Landesthemen statt Bundespolitik: Das CDU-Programm für MV
Peters beklagte, dass die eigentlichen Landesthemen im Wahlkampf zu kurz kämen. Stattdessen dominierten bundespolitische Debatten. Dabei habe die CDU ein konkretes landespolitisches Programm vorgelegt, das er nun stärker in den Vordergrund rücken will.
Kern seiner Forderungen für Mecklenburg-Vorpommern sind:
- Radikaler Bürokratieabbau: Alle Berichts- und Dokumentationspflichten im Land sollen zunächst ausgesetzt werden; am Ende sollen nur noch zehn Prozent bestehen bleiben.

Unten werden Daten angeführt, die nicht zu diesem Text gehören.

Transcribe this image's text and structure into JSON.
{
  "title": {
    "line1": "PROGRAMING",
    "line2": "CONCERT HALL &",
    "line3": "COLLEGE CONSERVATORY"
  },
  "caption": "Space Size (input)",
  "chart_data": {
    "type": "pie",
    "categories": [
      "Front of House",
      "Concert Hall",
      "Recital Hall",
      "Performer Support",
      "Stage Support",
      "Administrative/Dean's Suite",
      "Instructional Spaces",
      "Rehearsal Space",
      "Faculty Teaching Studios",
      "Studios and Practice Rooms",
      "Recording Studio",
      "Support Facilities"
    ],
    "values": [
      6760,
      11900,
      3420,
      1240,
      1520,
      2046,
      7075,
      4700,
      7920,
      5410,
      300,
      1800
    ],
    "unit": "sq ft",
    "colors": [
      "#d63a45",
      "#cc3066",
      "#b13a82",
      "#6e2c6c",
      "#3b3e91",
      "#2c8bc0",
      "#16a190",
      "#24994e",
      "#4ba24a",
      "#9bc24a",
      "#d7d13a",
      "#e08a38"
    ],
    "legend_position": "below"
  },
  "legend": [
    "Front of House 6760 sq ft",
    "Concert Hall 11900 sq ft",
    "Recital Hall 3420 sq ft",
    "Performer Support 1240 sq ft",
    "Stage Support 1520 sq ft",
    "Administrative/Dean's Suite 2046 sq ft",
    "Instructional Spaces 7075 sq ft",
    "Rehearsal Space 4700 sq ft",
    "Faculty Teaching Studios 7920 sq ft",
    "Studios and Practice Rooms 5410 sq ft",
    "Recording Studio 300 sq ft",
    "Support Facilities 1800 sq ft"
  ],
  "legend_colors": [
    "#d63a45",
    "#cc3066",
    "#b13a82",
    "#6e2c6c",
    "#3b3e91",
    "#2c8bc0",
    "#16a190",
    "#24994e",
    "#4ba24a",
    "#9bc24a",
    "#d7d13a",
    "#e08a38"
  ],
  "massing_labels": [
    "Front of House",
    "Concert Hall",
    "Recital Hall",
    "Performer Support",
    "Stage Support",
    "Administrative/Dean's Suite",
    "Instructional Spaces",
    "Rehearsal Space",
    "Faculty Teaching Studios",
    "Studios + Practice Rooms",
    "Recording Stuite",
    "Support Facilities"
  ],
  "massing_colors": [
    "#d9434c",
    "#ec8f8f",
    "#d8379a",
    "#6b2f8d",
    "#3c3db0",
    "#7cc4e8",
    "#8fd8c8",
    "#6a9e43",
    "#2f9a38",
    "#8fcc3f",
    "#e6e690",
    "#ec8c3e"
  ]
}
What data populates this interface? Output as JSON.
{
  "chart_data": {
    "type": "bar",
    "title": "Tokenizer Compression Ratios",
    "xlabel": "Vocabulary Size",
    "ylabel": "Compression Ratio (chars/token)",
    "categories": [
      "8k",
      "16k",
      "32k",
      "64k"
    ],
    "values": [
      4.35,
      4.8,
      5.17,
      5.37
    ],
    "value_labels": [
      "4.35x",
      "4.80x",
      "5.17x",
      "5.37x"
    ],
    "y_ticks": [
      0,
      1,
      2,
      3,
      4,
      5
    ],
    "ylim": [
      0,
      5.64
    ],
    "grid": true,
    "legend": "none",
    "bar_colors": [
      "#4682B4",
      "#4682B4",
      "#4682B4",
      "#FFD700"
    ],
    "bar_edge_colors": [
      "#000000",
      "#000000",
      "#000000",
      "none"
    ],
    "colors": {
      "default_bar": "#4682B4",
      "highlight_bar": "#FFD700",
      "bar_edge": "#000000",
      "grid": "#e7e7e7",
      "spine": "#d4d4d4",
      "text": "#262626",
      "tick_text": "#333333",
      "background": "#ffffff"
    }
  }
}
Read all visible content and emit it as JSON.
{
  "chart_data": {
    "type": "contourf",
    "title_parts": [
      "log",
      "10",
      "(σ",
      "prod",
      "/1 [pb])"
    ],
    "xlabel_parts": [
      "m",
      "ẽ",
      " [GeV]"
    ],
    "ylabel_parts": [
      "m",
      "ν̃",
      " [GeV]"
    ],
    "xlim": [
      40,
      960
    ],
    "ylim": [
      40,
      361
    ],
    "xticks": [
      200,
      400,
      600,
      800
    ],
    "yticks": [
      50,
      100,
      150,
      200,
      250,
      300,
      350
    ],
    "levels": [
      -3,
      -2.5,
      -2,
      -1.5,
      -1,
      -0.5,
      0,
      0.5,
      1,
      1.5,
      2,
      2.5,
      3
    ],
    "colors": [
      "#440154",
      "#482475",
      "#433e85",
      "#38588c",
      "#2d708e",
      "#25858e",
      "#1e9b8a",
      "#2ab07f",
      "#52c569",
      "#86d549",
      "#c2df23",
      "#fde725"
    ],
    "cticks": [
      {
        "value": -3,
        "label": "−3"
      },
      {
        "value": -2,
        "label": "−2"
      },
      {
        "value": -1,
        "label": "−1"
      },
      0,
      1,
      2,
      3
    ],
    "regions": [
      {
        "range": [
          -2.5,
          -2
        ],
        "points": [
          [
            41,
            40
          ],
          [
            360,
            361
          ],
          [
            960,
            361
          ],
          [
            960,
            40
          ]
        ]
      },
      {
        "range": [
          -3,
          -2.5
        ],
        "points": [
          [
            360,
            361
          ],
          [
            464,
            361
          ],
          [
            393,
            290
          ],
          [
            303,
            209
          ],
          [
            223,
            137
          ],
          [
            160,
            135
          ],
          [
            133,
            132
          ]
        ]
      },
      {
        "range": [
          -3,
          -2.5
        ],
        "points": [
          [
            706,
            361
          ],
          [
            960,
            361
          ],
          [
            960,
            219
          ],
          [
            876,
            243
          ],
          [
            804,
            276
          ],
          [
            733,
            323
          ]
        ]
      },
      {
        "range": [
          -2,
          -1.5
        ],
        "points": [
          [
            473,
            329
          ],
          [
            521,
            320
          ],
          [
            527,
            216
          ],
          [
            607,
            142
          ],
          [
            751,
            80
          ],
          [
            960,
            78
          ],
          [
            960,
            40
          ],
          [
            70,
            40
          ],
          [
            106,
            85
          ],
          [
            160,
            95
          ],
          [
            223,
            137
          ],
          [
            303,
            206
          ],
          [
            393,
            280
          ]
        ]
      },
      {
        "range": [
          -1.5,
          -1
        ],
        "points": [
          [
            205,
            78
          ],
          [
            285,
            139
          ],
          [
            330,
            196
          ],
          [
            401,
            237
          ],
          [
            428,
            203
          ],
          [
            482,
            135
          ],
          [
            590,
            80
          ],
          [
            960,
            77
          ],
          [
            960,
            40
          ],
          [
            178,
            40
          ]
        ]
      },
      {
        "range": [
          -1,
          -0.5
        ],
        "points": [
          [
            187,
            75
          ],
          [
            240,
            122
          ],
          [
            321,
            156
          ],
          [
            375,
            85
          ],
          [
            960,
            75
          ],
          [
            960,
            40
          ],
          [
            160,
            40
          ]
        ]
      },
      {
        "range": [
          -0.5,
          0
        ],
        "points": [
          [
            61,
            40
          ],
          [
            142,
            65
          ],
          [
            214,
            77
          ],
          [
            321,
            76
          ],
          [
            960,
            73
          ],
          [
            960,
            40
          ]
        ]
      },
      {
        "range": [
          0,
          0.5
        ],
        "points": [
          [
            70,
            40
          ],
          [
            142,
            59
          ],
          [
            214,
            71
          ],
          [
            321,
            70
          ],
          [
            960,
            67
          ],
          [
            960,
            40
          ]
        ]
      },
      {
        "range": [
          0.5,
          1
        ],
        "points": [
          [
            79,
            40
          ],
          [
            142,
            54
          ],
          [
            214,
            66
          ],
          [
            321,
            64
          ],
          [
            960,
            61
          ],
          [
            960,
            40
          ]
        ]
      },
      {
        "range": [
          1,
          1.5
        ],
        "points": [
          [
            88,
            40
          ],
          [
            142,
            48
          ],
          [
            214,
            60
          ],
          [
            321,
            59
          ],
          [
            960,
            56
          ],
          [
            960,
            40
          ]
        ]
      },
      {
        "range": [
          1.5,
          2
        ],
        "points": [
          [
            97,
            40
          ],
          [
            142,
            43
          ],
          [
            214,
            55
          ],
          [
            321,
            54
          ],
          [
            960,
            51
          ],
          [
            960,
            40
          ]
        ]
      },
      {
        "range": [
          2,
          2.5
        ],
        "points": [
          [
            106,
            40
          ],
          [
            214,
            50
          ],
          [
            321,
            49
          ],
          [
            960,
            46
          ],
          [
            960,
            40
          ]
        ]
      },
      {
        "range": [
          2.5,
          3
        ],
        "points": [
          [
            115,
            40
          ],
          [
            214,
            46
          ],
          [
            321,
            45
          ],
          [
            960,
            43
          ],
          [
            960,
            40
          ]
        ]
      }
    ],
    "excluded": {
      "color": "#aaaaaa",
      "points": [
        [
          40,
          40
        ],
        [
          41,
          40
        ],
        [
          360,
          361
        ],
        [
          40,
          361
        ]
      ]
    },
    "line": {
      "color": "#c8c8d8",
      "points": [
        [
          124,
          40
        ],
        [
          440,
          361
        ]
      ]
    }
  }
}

- Verbesserung der Bildungspolitik: Kritik an der Einheitsschule und dem Verzicht auf die Ausbildung von Gymnasiallehrern
- Stärkung der Wirtschaft und Sicherung von Industriearbeitsplätzen, unter anderem im Bereich der erneuerbaren Energien
- Stärkere Unterstützung der Innenstädte
Auf Bundesebene setzt Peters darauf, dass der eingeleitete Paradigmenwechsel beim Bürokratieabbau nicht durch die SPD torpediert wird.
Kritik an der AfD: Weder programmatisch noch personell seriös
Eine Zusammenarbeit mit der AfD schloss Peters aus – auch wenn er den Begriff „Brandmauer” vermied. Er verwies auf inhaltliche Widersprüche im AfD-Programm, etwa die Forderung, erneuerbare Energien vollständig abzuschaffen, obwohl dieser Sektor tausende Industriearbeitsplätze in Mecklenburg-Vorpommern sichere. Auch die Forderung nach Abschaffung der Schulpflicht nannte er inakzeptabel.
Zudem machte Peters auf personelle Probleme bei der AfD aufmerksam: Sein direkter Gegenkandidat im Wahlkreis Rostock sei ein verurteilter Bankräuber, der AfD-Generalsekretär habe eine langjährige NPD-Vergangenheit. „Es ist weder programmatisch noch personell eine seriöse Partei”, so Peters.
Mit 14 verbleibenden Tagen bis zur Abstimmung richtet Peters seinen Appell direkt an die Bevölkerung: Am 20. September stehe nicht die Bundespolitik zur Wahl, sondern die Zukunft Mecklenburg-Vorpommerns. Ob Peters damit die Kurve kriegt und eine zweite schwere CDU-Niederlage in Folge abwenden kann, wird sich zeigen – die Ausgangslage bleibt angespannt.